Mein Queneau-Liebling ist eines seiner unbekannteren Werke: Pierrot mon ami. Pierrot, Brillenträger, arbeitet auf einem Rummel, verliebt sich in die Tochter des Chefs (sie nicht), wird entlassen, transportiert Tiere mit nach Südfrankreich und kommt zurück. Mehr passiert eigentlich nicht, oder eben doch: Quasi nebenher zeichnet Queneau ein liebevolles, detailgenaues Bild von Paris, während lauter seltsame Personen umherschwirren: alles in diesem spezifischen Queneau-Tonfall, irgendwo zwischen heiter und abgefahren, zwischen verspielt und melancholisch: schön.

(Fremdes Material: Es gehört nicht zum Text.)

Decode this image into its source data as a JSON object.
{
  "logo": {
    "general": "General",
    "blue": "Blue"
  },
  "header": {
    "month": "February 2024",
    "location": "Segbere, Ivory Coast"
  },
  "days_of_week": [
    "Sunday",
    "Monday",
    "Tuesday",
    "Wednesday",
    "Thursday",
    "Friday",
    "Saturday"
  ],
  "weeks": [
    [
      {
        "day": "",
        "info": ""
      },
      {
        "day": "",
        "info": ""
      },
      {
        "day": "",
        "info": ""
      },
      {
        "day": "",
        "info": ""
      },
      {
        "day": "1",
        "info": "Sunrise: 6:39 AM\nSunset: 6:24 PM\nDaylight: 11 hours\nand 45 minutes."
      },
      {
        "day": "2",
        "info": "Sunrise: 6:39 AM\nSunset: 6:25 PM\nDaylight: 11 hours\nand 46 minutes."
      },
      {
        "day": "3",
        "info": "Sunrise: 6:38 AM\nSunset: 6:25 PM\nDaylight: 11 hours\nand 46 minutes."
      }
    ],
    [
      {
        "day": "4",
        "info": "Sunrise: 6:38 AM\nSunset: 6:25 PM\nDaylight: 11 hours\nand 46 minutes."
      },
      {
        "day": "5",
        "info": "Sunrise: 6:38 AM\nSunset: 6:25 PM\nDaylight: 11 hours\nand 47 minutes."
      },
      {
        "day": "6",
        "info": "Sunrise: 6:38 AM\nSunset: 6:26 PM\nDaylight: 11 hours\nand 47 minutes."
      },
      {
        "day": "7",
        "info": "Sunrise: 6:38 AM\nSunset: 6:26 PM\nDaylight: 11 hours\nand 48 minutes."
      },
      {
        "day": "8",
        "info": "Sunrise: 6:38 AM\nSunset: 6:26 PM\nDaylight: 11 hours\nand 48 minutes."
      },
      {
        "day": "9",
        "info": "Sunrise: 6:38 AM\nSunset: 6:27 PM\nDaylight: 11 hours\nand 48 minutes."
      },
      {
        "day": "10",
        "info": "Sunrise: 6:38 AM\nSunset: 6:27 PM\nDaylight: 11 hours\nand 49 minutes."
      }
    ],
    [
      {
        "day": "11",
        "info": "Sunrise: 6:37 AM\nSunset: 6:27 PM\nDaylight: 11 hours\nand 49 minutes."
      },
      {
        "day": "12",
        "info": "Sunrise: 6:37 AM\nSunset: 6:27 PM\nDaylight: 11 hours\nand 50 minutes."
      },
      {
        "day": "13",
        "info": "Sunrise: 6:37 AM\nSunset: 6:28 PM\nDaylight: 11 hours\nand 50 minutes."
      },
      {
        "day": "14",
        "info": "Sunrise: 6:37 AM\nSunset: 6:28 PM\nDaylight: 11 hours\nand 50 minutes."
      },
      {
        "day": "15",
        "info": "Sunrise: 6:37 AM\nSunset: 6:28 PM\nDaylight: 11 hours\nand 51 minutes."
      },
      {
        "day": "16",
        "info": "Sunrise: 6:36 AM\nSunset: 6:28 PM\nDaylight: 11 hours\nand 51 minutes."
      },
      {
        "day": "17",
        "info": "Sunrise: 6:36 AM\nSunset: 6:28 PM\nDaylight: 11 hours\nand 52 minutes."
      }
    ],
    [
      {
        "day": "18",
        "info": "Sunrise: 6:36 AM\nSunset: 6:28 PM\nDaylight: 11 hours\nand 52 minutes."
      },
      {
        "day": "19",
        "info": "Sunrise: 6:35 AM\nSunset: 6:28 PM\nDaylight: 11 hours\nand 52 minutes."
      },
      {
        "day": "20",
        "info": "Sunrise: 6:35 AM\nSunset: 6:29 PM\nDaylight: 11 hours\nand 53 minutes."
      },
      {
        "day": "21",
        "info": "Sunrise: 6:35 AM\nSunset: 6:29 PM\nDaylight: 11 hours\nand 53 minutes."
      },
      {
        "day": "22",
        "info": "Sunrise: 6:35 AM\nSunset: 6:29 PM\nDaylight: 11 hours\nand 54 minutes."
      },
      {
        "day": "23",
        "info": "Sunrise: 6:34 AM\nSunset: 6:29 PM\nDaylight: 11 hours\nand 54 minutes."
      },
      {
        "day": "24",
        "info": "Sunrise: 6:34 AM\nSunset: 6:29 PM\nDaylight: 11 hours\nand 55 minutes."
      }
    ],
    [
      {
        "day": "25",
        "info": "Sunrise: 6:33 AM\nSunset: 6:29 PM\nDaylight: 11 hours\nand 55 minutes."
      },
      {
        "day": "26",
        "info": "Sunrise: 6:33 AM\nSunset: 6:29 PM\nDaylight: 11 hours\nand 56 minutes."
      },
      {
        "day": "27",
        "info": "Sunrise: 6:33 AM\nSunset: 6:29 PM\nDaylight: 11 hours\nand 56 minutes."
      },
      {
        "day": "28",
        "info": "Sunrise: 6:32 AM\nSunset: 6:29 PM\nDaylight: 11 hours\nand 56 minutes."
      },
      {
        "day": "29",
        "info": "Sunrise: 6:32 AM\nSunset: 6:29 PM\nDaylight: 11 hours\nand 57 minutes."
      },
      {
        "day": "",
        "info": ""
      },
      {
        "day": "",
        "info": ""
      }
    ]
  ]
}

Lesen wie herumspazieren, bloß ohne rausgehen: hat was. Bei dem Wetter.

Amazon-Links:
Christian Meurer: Wunderwaffe Witzkanone
Kirsten Fuchs: Heile, heile
Kirsten Fuchs: Die Titanic und Herr Berg
Raymond Queneau: Zazie in der Metro
Raymond Queneau: Die blauen Blumen
Raymond Queneau: Stilübungen
Raymond Queneau: Mein Freund Pierrot
Johannes Willms: Balzac

1 Kommentar

  1. 01

    Zwar keiner von seinen Romanen, aber auch schwer faszinierend und ein echter Zeitfresser ist Queneaus Gedichtband „Hunderttausend Milliarden Gedichte“, in dem man aus 10 Basis-Sonetten eben jene horrende Anzahl Gedichte fabrizieren kann. Man kann jede einzelne Textzeile mit jeder anderen kombinieren – nach dem Prinzip dieser Kinderbücher, in denen man Fantasie-Tiere zusammenklappen kann. Der Reim funktioniert immer, sinnvoll sind die Gedichte mal mehr, mal weniger. Wunderwelt der Kombinatorik! Damit kann man ganze Nachmittage verdaddeln. Und das Beste: Man findet zufällig entstandene und für gut befundene Gedichte wohl nie im Leben wieder. Irgendwann gab’s davon mal eine deutsche Ausgabe bei Zweitausendeins, ist aber leider vergriffen.